The fire and rescue service will provide a written consultation for each application covering the matters applicable in relation to the design of the premises or proposed alterations as well as guidance on the matters you may need to take to comply with the Regulatory Reform (Fire Safety) Order 2005 once the premises is occupied.
A copy of the approved document which also contains the five overarching requirements can be found at Fire safety: Approved Document B (opens in new window)
There are a various documents available to assist building owners to achieve compliance with regulatory requirements such as Approved Document B and BS 9999. Design codes can be prescriptive in their approach particularly in relation to unusual designs.
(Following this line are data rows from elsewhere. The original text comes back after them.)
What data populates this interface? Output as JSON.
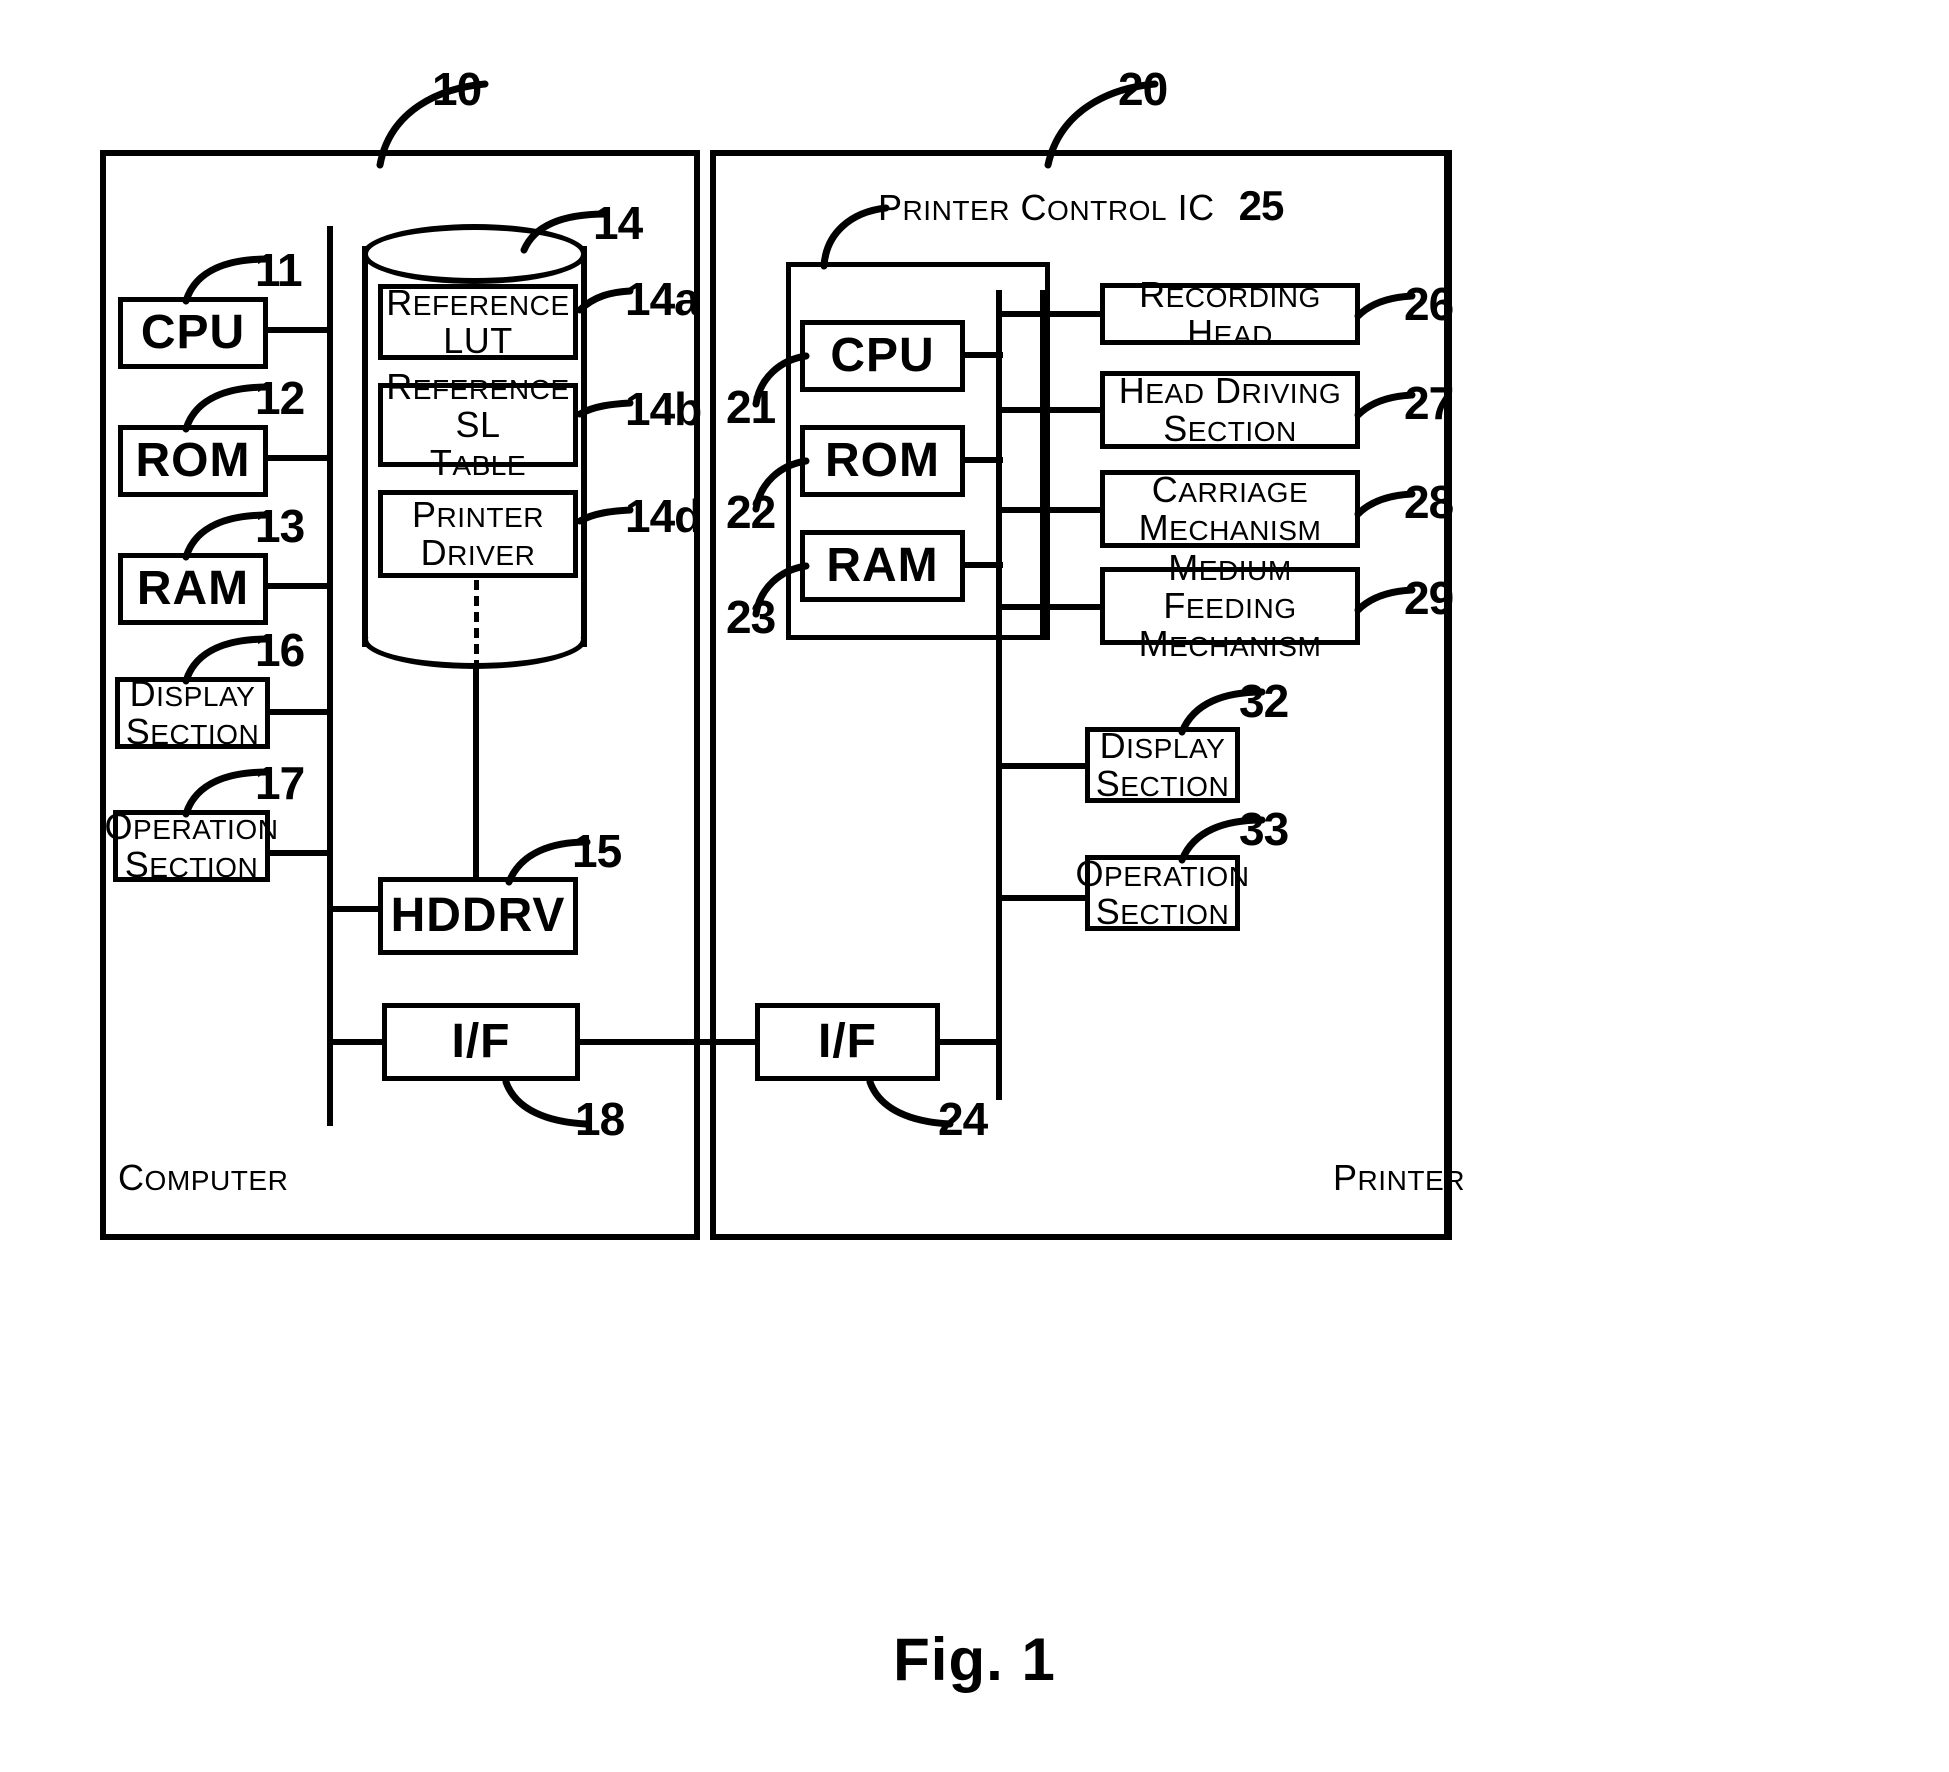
{
  "figure": {
    "caption": "Fig. 1"
  },
  "panels": {
    "computer": {
      "label": "Computer",
      "ref": "10"
    },
    "printer": {
      "label": "Printer",
      "ref": "20"
    }
  },
  "computer": {
    "blocks": [
      {
        "label": "CPU",
        "ref": "11"
      },
      {
        "label": "ROM",
        "ref": "12"
      },
      {
        "label": "RAM",
        "ref": "13"
      },
      {
        "label": "Display Section",
        "line1": "Display",
        "line2": "Section",
        "ref": "16"
      },
      {
        "label": "Operation Section",
        "line1": "Operation",
        "line2": "Section",
        "ref": "17"
      },
      {
        "label": "HDDRV",
        "ref": "15"
      },
      {
        "label": "I/F",
        "ref": "18"
      }
    ],
    "storage": {
      "ref": "14",
      "items": [
        {
          "line1": "Reference",
          "line2": "LUT",
          "ref": "14a"
        },
        {
          "line1": "Reference SL",
          "line2": "Table",
          "ref": "14b"
        },
        {
          "line1": "Printer",
          "line2": "Driver",
          "ref": "14d"
        }
      ]
    }
  },
  "printer": {
    "control_ic": {
      "label": "Printer Control IC",
      "ref": "25"
    },
    "core_blocks": [
      {
        "label": "CPU",
        "ref": "21"
      },
      {
        "label": "ROM",
        "ref": "22"
      },
      {
        "label": "RAM",
        "ref": "23"
      }
    ],
    "peripherals": [
      {
        "label": "Recording Head",
        "line1": "Recording Head",
        "line2": "",
        "ref": "26"
      },
      {
        "label": "Head Driving Section",
        "line1": "Head Driving",
        "line2": "Section",
        "ref": "27"
      },
      {
        "label": "Carriage Mechanism",
        "line1": "Carriage",
        "line2": "Mechanism",
        "ref": "28"
      },
      {
        "label": "Medium Feeding Mechanism",
        "line1": "Medium Feeding",
        "line2": "Mechanism",
        "ref": "29"
      }
    ],
    "io_blocks": [
      {
        "label": "Display Section",
        "line1": "Display",
        "line2": "Section",
        "ref": "32"
      },
      {
        "label": "Operation Section",
        "line1": "Operation",
        "line2": "Section",
        "ref": "33"
      },
      {
        "label": "I/F",
        "ref": "24"
      }
    ]
  },
  "colors": {
    "ink": "#000000",
    "paper": "#ffffff"
  }
}
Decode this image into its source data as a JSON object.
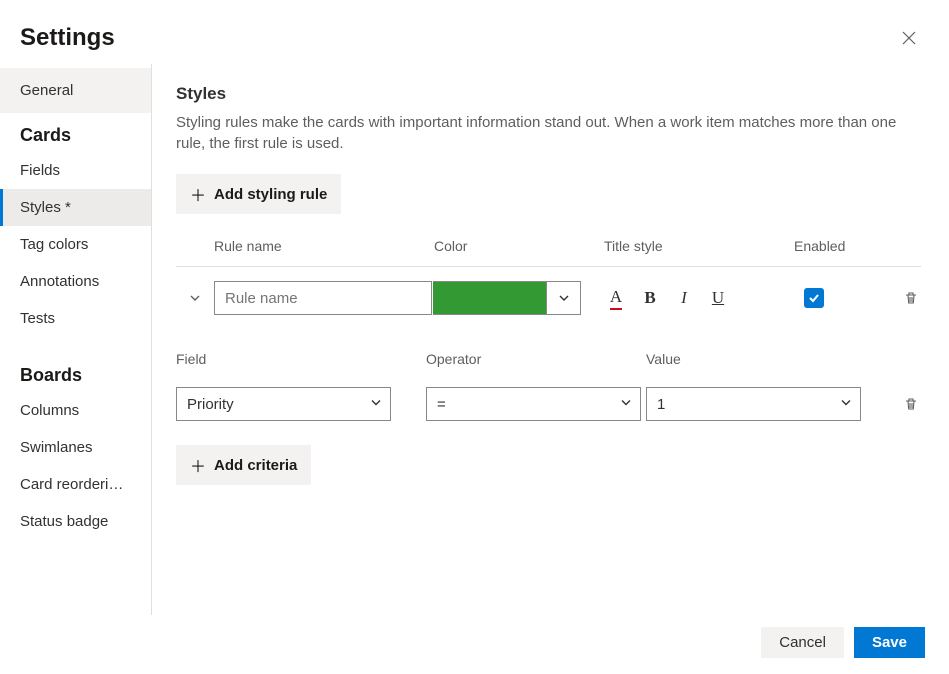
{
  "header": {
    "title": "Settings"
  },
  "sidebar": {
    "general_label": "General",
    "groups": [
      {
        "title": "Cards",
        "items": [
          {
            "label": "Fields"
          },
          {
            "label": "Styles *",
            "selected": true
          },
          {
            "label": "Tag colors"
          },
          {
            "label": "Annotations"
          },
          {
            "label": "Tests"
          }
        ]
      },
      {
        "title": "Boards",
        "items": [
          {
            "label": "Columns"
          },
          {
            "label": "Swimlanes"
          },
          {
            "label": "Card reorderi…"
          },
          {
            "label": "Status badge"
          }
        ]
      }
    ]
  },
  "main": {
    "title": "Styles",
    "description": "Styling rules make the cards with important information stand out. When a work item matches more than one rule, the first rule is used.",
    "add_rule_label": "Add styling rule",
    "columns": {
      "rulename": "Rule name",
      "color": "Color",
      "titlestyle": "Title style",
      "enabled": "Enabled"
    },
    "rule": {
      "name_placeholder": "Rule name",
      "name_value": "",
      "color": "#339933",
      "enabled": true
    },
    "title_style": {
      "font_color_letter": "A",
      "bold_letter": "B",
      "italic_letter": "I",
      "underline_letter": "U"
    },
    "criteria_columns": {
      "field": "Field",
      "operator": "Operator",
      "value": "Value"
    },
    "criteria": {
      "field": "Priority",
      "operator": "=",
      "value": "1"
    },
    "add_criteria_label": "Add criteria"
  },
  "footer": {
    "cancel": "Cancel",
    "save": "Save"
  }
}
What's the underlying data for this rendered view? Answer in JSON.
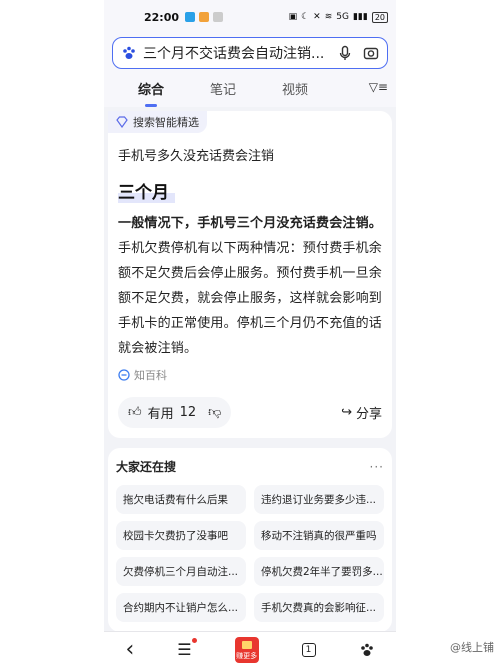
{
  "status_bar": {
    "time": "22:00",
    "signal_text": "5G",
    "battery": "20"
  },
  "search": {
    "query": "三个月不交话费会自动注销..."
  },
  "tabs": [
    {
      "label": "综合",
      "active": true
    },
    {
      "label": "笔记",
      "active": false
    },
    {
      "label": "视频",
      "active": false
    }
  ],
  "card": {
    "badge": "搜索智能精选",
    "title": "手机号多久没充话费会注销",
    "answer_head": "三个月",
    "answer_bold": "一般情况下，手机号三个月没充话费会注销。",
    "answer_rest": "手机欠费停机有以下两种情况：预付费手机余额不足欠费后会停止服务。预付费手机一旦余额不足欠费，就会停止服务，这样就会影响到手机卡的正常使用。停机三个月仍不充值的话就会被注销。",
    "source": "知百科",
    "like_label": "有用",
    "like_count": "12",
    "share_label": "分享"
  },
  "related": {
    "title": "大家还在搜",
    "more": "···",
    "items": [
      "拖欠电话费有什么后果",
      "违约退订业务要多少违...",
      "校园卡欠费扔了没事吧",
      "移动不注销真的很严重吗",
      "欠费停机三个月自动注...",
      "停机欠费2年半了要罚多...",
      "合约期内不让销户怎么...",
      "手机欠费真的会影响征..."
    ]
  },
  "bottom_nav": {
    "back": "‹",
    "menu": "☰",
    "red_label": "赚更多",
    "tab_count": "1"
  },
  "watermark": "@线上铺",
  "colors": {
    "accent": "#4e6ef2",
    "red": "#e8362f"
  }
}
Fire engineering is the application of science and engineering principles to protect people, property, and their environments from the harmful and destructive effects of fire and smoke. It focuses on human behavior and maintaining a tenable environment for evacuation from a fire
The principle benefits of using a performance-based engineered approach are the provision of enhanced design freedoms as well as the ability to specify the design to the building’s end use.
There are two main types of fire engineering: fire protection engineering, where the engineer is responsible for the design of fire systems, such as automatic fire suppression and fire detection systems and fire safety engineering, where the engineer is responsible for the design of fire strategies, including the location and number of stairs, design of smoke control regimes and designed structural fire protection measures.
Fire engineered solutions use various engineering techniques and tools to achieve a safe premises. For example smoke extraction systems modelled alongside evacuation analysis could be used to ensure that a particular area can evacuated safely allowing design freedoms in other areas such as reduced escape widths.
There are various guidance documents available that deal with Fire Engineering such as CIBSE Guide E, and BS 7974: 2001: Application of fire safety engineering principles to the design of buildings. Code of practice.